DevOps Secrets Safe Sizing and Performance

DevOps Secrets Safe architecture was designed from inception to provide flexibility and scalability. The system is made up of a series of distributed services deployed as containers using Kubernetes. By its nature, the performance of the system varies greatly depending on the environment it is running in. To provide an idea of the performance that can be expected from the system, a reference deployment was used to gather performance statistics.

Secrets Safe Test Scenario

A test scenario was created using JMeter. JMeter used 200 threads to simultaneously iterate a list of users. For each user in the list, an authentication was performed and a secret was retrieved. The test continued iterating the list of users for a period of ten minutes.

The following data was loaded into DevOps Secrets Safe prior to the execution of the test. After the data was loaded, the resulting database was approximately 100MB in size.

  • 20,000 secrets, each 1024 bytes in size
  • 1000 local user accounts
  • Access to the secrets was granted to each user

All audit, logs, and performance telemetry generated by Secrets Safe during the test are forwarded to an external Elasticsearch instance.

Deployment Environments

DevOps Secrets Safe was tested in both a cloud hosted as well as an on premises virtualized environment.

Azure Environment

The Azure environment consisted of the following resources:

Service Version VM Host Specs
Azure Kubernetes 1.14.8
  • 3 x D4s_v3
  • 4 vCPU
  • 16GB RAM
  • 6400 Max IOPS
Azure Database for PostgreSQL 11
  • General Purpose
  • 4 vCores
  • Local Redundant

Using this configuration, DevOps Secrets Safe can handle approximately 270 incoming secret requests per second, or approximately 170,000 requests over a 10 minute period.

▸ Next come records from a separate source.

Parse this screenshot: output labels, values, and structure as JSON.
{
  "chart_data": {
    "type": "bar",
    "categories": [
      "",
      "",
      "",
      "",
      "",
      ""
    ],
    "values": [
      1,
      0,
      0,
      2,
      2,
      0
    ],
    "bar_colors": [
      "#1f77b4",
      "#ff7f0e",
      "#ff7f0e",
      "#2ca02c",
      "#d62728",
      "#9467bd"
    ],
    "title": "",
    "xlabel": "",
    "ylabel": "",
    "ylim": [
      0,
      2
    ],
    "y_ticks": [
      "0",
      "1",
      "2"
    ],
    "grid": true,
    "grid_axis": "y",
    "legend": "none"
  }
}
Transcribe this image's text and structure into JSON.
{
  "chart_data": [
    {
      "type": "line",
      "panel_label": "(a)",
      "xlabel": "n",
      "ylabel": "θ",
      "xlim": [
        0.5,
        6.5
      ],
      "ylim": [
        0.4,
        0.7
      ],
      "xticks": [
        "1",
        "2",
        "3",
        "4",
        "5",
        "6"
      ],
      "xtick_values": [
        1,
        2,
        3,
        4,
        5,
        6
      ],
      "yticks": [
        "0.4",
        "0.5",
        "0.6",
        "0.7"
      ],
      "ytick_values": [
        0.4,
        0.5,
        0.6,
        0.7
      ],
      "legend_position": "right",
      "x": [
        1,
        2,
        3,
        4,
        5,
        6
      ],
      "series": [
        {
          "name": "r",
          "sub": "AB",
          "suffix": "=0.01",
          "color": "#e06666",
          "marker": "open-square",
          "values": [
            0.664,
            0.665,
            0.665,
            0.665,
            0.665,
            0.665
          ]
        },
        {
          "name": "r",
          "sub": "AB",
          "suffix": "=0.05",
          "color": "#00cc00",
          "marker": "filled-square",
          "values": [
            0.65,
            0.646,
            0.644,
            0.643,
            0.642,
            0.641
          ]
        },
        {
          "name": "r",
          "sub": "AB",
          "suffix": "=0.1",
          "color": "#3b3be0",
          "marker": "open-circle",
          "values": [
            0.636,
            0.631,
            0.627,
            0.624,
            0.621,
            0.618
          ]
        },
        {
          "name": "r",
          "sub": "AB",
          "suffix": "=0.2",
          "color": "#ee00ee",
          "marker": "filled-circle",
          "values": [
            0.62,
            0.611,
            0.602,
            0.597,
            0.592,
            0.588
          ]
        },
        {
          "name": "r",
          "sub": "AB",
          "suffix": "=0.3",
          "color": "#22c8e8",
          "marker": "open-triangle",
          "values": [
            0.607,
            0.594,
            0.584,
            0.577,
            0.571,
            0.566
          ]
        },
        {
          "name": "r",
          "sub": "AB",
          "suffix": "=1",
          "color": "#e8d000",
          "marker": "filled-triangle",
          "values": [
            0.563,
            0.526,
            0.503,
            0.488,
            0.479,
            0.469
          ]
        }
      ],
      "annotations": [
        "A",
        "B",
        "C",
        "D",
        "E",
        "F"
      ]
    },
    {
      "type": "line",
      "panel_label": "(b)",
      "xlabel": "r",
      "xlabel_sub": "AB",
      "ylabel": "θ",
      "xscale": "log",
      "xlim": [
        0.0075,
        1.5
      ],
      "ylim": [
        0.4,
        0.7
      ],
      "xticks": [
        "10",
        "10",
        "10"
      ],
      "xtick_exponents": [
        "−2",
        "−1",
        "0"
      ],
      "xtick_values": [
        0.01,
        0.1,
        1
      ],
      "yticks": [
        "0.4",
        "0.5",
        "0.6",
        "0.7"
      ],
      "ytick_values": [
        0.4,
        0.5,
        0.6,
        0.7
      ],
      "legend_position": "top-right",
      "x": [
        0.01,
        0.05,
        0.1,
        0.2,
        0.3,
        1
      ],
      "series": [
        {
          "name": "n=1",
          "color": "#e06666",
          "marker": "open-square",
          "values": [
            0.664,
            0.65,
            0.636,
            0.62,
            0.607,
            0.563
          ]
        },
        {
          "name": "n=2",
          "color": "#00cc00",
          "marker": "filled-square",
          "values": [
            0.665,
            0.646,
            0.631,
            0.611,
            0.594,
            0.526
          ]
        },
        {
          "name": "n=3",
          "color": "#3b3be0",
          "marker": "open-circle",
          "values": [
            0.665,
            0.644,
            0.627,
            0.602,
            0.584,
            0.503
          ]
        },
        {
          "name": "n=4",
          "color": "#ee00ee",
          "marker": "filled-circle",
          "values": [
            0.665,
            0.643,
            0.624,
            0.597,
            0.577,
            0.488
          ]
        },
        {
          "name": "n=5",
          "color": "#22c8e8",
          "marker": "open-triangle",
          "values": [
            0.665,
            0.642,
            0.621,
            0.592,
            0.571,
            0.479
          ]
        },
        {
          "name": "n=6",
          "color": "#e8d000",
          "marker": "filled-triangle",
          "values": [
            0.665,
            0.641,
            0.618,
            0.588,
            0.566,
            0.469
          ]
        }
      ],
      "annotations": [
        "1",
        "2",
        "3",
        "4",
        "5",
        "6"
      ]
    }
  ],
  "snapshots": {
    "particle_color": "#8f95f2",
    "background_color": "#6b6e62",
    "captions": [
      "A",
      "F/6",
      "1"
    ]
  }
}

On-Premises ESXi Environment

The on-premises environment consisted of the following resources:

Service Version VM Host Specs
Kubernetes cluster 1.15.5
  • 3 x CentOS 7.7
  • 4 Cores
  • 16GB RAM
PostgreSQL 10.10
  • 1 x CentOS 7.7
  • 4 Cores
  • 16GB RAM

Using this configuration, DevOps Secrets Safe can handle approximately 270 incoming secret request per second, or approximately 170,000 request over a 10 minute period.

Audit Volume

Action Number of Audit Events
User Authentication 3
Secret Reterival 3
Full Performance test ~500,000 (325MB in Elasticsearch)

Conclusions

The performance of DevOps Secrets Safe’s reference deployment should be enough for most small to medium-sized customers. For larger customers, some further horizontal scaling might be required. Due to DevOps Secrets Safe's underlying architecture, this is easily achievable by adding additional Kubernetes nodes and increasing the number of replicas for the appropriate services.